Defendants maintain that because Coiro has placed his medical condition at issue, he waives the privilege designed to protect medical information from being revealed (Green v Montgomery, 95 NY2d 693, 700 [2001]), and that this narrative which Coiro apparently [*4]presented to Dr. Casson to help explicate his medical history, has become part of his medical records. Although they believe that the document contradicts certain statements made by Coiro in his deposition testimony concerning the onset of certain symptoms (Memo of Law at 8), plaintiff argues that the document states that Coiro's allergies began in 1986 and ended in about 1995 and quotes a section from the document that states that in the fall of 1999, Coiro began to suffer from "new symptoms" including "profound unexplained fatigue, short windedness, labored breathing, periods of memory loss and periods of malaise," which are the basis for the lawsuit at issue (Aff. in Opp. ¶¶ 9-10). Given that Coiro's medical records would presumably give evidence of his being treated for allergies between 1986 and 1995, as well as his other medical conditions, it is not clear what further evidence this narrative document actually provides. Although the deposition was limited to liability questions only by the previously assigned Justice, as explained at oral argument, the defense seeks to explore Coiro's statements regarding his symptoms chronicled in the document because of its implications for the statute of limitations, and consequently liability.
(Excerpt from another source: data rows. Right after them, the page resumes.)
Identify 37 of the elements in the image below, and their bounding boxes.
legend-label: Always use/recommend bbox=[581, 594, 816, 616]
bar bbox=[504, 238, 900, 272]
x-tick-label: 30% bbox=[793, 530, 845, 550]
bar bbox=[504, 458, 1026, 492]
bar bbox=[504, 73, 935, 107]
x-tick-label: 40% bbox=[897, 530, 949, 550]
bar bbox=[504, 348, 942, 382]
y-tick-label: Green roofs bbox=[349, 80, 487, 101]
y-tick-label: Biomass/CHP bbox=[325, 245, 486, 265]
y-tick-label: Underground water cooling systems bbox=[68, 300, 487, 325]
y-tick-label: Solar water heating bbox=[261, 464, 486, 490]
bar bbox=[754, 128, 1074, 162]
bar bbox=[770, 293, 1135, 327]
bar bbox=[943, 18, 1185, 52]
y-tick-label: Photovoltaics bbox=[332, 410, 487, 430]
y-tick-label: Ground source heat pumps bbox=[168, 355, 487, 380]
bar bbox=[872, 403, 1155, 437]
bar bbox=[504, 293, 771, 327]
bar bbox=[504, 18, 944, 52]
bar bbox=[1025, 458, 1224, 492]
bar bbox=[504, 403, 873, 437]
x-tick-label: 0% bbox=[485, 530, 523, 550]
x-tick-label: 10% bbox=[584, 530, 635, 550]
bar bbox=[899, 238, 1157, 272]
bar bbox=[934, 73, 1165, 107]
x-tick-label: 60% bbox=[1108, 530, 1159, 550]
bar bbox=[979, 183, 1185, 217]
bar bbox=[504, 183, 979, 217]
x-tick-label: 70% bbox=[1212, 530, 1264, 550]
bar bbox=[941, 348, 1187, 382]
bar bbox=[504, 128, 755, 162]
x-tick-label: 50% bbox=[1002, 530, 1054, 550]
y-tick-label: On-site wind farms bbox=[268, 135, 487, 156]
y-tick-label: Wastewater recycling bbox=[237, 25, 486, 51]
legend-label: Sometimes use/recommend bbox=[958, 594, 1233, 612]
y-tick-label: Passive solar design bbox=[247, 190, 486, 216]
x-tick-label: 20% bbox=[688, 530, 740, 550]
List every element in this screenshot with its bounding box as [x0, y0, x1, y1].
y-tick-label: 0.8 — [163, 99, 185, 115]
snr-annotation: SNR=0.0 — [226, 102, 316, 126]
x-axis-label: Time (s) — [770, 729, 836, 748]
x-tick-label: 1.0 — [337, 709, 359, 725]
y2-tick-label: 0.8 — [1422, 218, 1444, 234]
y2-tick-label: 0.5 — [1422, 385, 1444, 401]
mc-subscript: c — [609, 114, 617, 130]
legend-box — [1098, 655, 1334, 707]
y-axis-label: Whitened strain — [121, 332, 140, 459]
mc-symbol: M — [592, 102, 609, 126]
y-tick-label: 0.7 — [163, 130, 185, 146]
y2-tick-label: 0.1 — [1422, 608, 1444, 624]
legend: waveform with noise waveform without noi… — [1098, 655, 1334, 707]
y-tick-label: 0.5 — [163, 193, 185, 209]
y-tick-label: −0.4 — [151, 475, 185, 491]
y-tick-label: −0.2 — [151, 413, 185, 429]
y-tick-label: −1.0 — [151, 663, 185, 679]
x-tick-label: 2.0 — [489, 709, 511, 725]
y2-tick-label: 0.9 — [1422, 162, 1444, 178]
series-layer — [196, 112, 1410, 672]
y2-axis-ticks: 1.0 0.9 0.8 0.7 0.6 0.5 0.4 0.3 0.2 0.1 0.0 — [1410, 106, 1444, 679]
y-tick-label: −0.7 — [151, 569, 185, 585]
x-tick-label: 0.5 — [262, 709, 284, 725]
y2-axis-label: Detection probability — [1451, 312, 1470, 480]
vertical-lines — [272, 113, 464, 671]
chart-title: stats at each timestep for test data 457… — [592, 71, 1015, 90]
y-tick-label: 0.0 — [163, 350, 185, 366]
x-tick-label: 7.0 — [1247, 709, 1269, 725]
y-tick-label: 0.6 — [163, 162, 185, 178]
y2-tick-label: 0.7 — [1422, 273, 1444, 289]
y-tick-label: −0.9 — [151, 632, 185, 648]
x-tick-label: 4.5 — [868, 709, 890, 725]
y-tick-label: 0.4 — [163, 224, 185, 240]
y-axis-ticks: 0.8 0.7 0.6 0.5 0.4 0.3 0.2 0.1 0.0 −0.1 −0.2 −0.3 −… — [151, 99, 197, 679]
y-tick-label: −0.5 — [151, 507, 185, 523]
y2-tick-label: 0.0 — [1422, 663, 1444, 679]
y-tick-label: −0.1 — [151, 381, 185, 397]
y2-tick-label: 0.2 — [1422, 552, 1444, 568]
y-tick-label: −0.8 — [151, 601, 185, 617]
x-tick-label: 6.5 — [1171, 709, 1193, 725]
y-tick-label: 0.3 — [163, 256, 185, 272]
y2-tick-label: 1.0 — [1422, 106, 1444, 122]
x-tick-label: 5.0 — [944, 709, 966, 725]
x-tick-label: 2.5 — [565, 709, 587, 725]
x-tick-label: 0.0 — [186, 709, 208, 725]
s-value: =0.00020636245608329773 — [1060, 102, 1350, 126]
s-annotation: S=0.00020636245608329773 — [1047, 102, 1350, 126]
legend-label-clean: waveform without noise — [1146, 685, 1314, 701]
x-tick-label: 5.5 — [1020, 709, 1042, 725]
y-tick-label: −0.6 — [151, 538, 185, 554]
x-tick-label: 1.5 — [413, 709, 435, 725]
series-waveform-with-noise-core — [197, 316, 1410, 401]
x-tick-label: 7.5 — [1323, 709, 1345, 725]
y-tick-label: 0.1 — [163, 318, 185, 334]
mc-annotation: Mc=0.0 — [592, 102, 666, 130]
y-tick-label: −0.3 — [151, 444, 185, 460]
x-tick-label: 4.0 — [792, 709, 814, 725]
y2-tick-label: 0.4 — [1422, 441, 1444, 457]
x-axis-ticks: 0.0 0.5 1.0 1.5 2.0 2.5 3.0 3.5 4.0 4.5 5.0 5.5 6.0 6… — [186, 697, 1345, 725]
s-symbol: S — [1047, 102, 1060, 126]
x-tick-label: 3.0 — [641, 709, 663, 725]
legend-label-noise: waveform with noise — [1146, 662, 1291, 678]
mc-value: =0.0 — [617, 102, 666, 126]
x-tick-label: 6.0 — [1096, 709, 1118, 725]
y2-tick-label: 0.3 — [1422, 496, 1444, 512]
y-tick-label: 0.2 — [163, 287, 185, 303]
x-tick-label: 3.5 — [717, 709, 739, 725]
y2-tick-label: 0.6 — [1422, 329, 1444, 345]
As the party asserting the privilege, it was incumbent upon Coiro to make a factual showing to conclusively support his argument, or that there is a disputed factual issue warranting a hearing. In the absence of Dr. Casson's affidavit, or that of another person with personal knowledge of the medical records, the defense version of how the document came to be in its possession is undisputed. Conjecture is not enough. Accordingly, defendants' motion to compel completion of the deposition is granted. Regarding the scope of the deposition, the defendants may fully question Coiro about the statements contained in the narrative document concerning his medical history and symptoms of illness to the extent that they implicate liability and the statute of limitations. It is not the intent of the Court by this decision and order to undo the previously ordered bifurcation of liability and damages depositions.

The branch of the defendants' motion which seeks costs and attorneys' fees associated with this motion is denied. The Court finds that the plaintiff's objections were neither frivolous nor taken as a dilatory tactic. It is therefore,

ORDERED that the branch of defendants' motion which seeks to compel completion of the deposition of plaintiff Robert E. Coiro is granted and is limited in scope as set forth in the body of this decision; and it is further

ORDERED that the branch of defendants' motion which seeks costs and fees associated with this motion is denied.

This constitutes the decision and order of the Court. The Court has mailed courtesy copies only to counsel who submitted papers on the motion.

Dated: August 11, 2004 ____________________________________

New York, New York J.S.C.

111386_2001_00 5

Footnotes

Footnote 1: The attorney-client communication privilege is separate and distinct from the attorney work product privilege, and at the time of the deposition plaintiff's counsel appears to have conflated the two into one objection, "attorney-client work product." While on these facts, attorney-client communication would have been the more apt objection, the Court will consider the applicability of each privilege as if it had been separately raised.